Grave Yard, Greenhill, Co. Kilkenny
Co. Kilkenny |
Burial Grounds
In the north angle of a graveyard wall in County Kilkenny, a fragment of an ogham stone sits quietly as a quoin, doing the unglamorous work of holding masonry together.
Ogham is an early medieval script, typically carved as a series of notches and strokes along the edge of a stone, and its presence here, broken and repurposed, tells a small but pointed story about what gets lost when the value of the past goes unrecognised.

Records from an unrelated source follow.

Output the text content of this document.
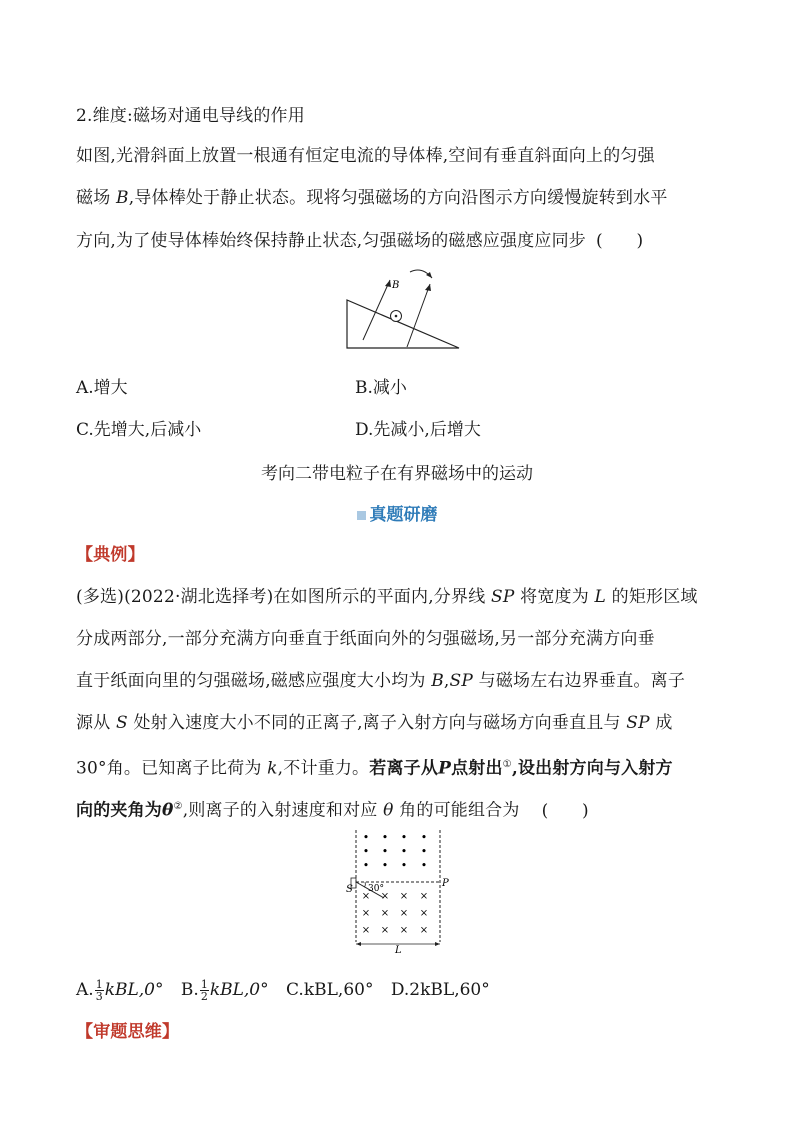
2.维度:磁场对通电导线的作用
如图,光滑斜面上放置一根通有恒定电流的导体棒,空间有垂直斜面向上的匀强
磁场 B,导体棒处于静止状态。现将匀强磁场的方向沿图示方向缓慢旋转到水平
方向,为了使导体棒始终保持静止状态,匀强磁场的磁感应强度应同步 (      )
B
A.增大	B.减小
C.先增大,后减小	D.先减小,后增大
考向二带电粒子在有界磁场中的运动
真题研磨
【典例】
(多选)(2022·湖北选择考)在如图所示的平面内,分界线 SP 将宽度为 L 的矩形区域
分成两部分,一部分充满方向垂直于纸面向外的匀强磁场,另一部分充满方向垂
直于纸面向里的匀强磁场,磁感应强度大小均为 B,SP 与磁场左右边界垂直。离子
源从 S 处射入速度大小不同的正离子,离子入射方向与磁场方向垂直且与 SP 成
30°角。已知离子比荷为 k,不计重力。若离子从P点射出①,设出射方向与入射方
向的夹角为θ②,则离子的入射速度和对应 θ 角的可能组合为 (      )
• • • •
• • • •
• • • •
× × × ×
× × × ×
× × × ×
S
P
30°
L
A. $\frac{1}{3} kBL,0^\circ$ B. $\frac{1}{2} kBL,0^\circ$ C.kBL,60° D.2kBL,60°
【审题思维】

The graveyard at Greenhill occupies a small hillock in a north-south valley, its modest dimensions, roughly 33 metres east to west and 22 metres north to south, enclosing the remains of a church set towards the northern portion of the site. The Ordnance Survey's first edition six-inch map of 1839 shows no physical boundary around the church at all, only a dashed line indicating an informal enclosure. At some point before 1874, a wall was built. It was during this work that the trouble began. Writing between 1874 and 1879, a scholar named Moore recorded that an ogham stone had been uncovered nearby and brought into the churchyard, but that the labourers engaged in enclosing the burial ground, unaware of what they had found, broke it apart. One fragment was then set into the wall as a quoin stone at the north angle, where it presumably remains to this day. A further possible ogham stone was later found in an adjacent outhouse, suggesting the area may have had more than one such carved stone in its vicinity.
The graveyard is described as maintained and in good condition. For anyone visiting, the north angle of the enclosing wall is worth a close look, where the built fabric of the nineteenth century and something considerably older have been, without ceremony, made into the same thing.